Le film se compose donc
de deux parties, d’inégale longueur bien sûr : la balade
dans Paris et le discours final. Nous ne verrons jamais le vrai
Paris. Tous les décors sont des toiles peintes représentant
différents lieux de la capitale, et les deux ou trois
personnages que nous pouvons croiser ici ou là sont des silhouettes
en carton. A maints égards, la Duchesse de Varsovie est un
hommage au cinéma de Méliès, plein d’une poésie aussi
convaincante que celle du Voyage dans la lune. Car il faut
bien se rendre à l’évidence : si, dans les premières
minutes, toutes ces toiles peintes sont un peu déconcertantes, elles
ont tôt fait de sembler parfaitement naturelles et les changements
de décor ne nous surprennent pas le moins du monde. Ces
représentations ne sont pas réelles — elles sont vraies, ce qui
est beaucoup mieux. (Soit dit en passant, assez curieusement,
Dominique Farrugia a utilisé dans sa comédie Bis, sortie la
semaine dernière, un système graphique tout à fait analogue
lorsqu’il catapulte ses deux héros dans le Paris des années
quatre-vingt, la réalité de l’époque comptant beaucoup moins que
le souvenir qu’ils en ont.)
Déterminé en partie par
le fait que le jeune homme qui déambule devant nous avec sa
grand-mère est un peintre en mal d’inspiration — ne voit-il donc
pas tout ce qu’il pourrait tirer de ces rues de Paris pour composer
ses tableaux ? —, ce choix esthétique est aussi et avant tout
là pour préparer le terrain. Ces toiles peintes sont comme des
filtres nous permettant de mieux percevoir l’essence de ce qu’ils
semblent a priori déformer, sinon dissimuler. Elles sont comme la
« répétition générale » du monologue qui conclura le récit :
après les tableaux, c’est ce monologue de la grand-mère qui aura
la charge de nous faire voir ce que des images ne sauraient
transmettre.
D’où vient alors que
ce monologue, s’il nous émeut, ne nous émeut jamais autant qu’il
devrait nous émouvoir ? Si authentique soit-il — le
réalisateur l’a composé à partir de notes rédigées par sa
propre mère —, et si sincère que puisse être Alexandra Stewart
lorsqu’elle le prononce, et si dépouillé que soit le décor
(puisqu’il n’y a même plus de toile peinte à l’arrière-plan),
il n’en reste pas moins que ce texte est mis en scène, interprété,
reproduit, et perd fatalement de sa force initiale. S’ajoute
le fait que le glissement des images aux mots qui s’opère avec
cette conclusion ne sonne pas tout à fait juste, puisque le cinéma
reste, qu’on le veuille ou non, un art de l’image, et que la
référence initiale à Méliès nous a renvoyés à un cinéma muet.

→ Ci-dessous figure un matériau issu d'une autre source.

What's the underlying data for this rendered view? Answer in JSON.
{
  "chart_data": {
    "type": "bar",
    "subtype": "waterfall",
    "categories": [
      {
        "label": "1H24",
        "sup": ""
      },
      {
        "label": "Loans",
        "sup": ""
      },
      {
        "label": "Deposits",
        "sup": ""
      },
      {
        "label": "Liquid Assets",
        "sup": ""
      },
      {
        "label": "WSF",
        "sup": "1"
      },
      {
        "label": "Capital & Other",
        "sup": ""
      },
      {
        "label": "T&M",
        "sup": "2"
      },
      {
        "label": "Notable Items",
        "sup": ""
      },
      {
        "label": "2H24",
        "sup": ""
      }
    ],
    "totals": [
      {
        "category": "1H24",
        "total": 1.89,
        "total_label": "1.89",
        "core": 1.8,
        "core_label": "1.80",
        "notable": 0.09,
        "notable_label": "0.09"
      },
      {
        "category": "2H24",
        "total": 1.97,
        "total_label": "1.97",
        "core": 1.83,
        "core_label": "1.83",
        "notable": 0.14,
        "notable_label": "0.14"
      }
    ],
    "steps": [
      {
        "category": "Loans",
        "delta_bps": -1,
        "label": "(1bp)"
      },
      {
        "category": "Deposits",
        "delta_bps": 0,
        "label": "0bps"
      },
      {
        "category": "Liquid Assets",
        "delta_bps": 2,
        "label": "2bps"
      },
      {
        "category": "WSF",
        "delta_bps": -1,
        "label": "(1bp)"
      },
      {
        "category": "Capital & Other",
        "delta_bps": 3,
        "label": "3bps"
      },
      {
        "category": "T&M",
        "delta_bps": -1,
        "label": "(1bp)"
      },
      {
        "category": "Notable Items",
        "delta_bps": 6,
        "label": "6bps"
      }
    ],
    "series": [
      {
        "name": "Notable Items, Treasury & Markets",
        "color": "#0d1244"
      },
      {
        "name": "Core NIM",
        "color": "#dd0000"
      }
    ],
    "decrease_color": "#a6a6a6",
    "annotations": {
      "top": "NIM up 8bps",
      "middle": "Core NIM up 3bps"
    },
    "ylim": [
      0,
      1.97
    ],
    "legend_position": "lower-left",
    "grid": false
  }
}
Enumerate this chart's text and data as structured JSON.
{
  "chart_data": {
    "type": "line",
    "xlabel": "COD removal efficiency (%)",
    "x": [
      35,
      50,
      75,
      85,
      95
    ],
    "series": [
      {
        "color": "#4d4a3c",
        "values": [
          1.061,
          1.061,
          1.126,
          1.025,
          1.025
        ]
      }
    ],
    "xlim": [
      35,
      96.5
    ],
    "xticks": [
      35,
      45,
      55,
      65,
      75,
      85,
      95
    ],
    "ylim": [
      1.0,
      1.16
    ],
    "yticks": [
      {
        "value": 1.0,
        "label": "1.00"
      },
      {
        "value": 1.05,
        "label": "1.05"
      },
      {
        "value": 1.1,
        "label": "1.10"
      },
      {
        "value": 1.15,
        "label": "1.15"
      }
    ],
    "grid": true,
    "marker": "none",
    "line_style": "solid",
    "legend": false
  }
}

Bien évidemment, on comprend tout ce qui se dessine derrière
ces phrases où la grand-mère explique qu’elle n’a jamais de sa
vie éprouvé de plaisir plus grand qu’en voyant et qu’en sentant
l’eau couler des pommeaux de douche sous lesquels elle avait été
conduite avec ses compagnons de misère, mais Joseph Morder ne semble
pas s’être rendu compte que la même difficulté se dresse quand
on entend représenter par des mots que lorsqu’on entend
représenter par des images (Robert Antelme avait bien fait
comprendre que le seul outil à sa disposition et à la disposition
des lecteurs de son Espèce humaine était l’imagination),
et il est difficile d’entendre certains passages de ce monologue
final sans se souvenir que Spielberg avait su « dire » la
même chose à travers des images, dans sa Liste de
Schindler. Inutile de préciser que Claude Lanzmann s’était
déchaîné contre Spielberg, et avec lui certains critiques, dont
Gérard Lefort (dans Libération), qui trouvait scandaleux que
le cinéaste Spielberg ait pu oser jouer avec l’injouable, en faisant jaillir de
l’eau de ses pommeaux de douche. L’argument serait recevable si,
comme l’avait souligné Spielberg et comme le montre le kaddish, cet étrange chant funèbre qui parle beaucoup moins des disparus que des générations à venir, le peuple juif n’avait pas
toujours fait passer dans son histoire la vie et la survie avant la
mort.
Et c’est bien
d’ailleurs ce que voulait dire au départ notre « Duchesse »
en menaçant son petit-fils de lui en coller une à travers la
figure s’il osait l’appeler « grand-mère ». Cela
s’appelle, tout simplement, l’humour juif.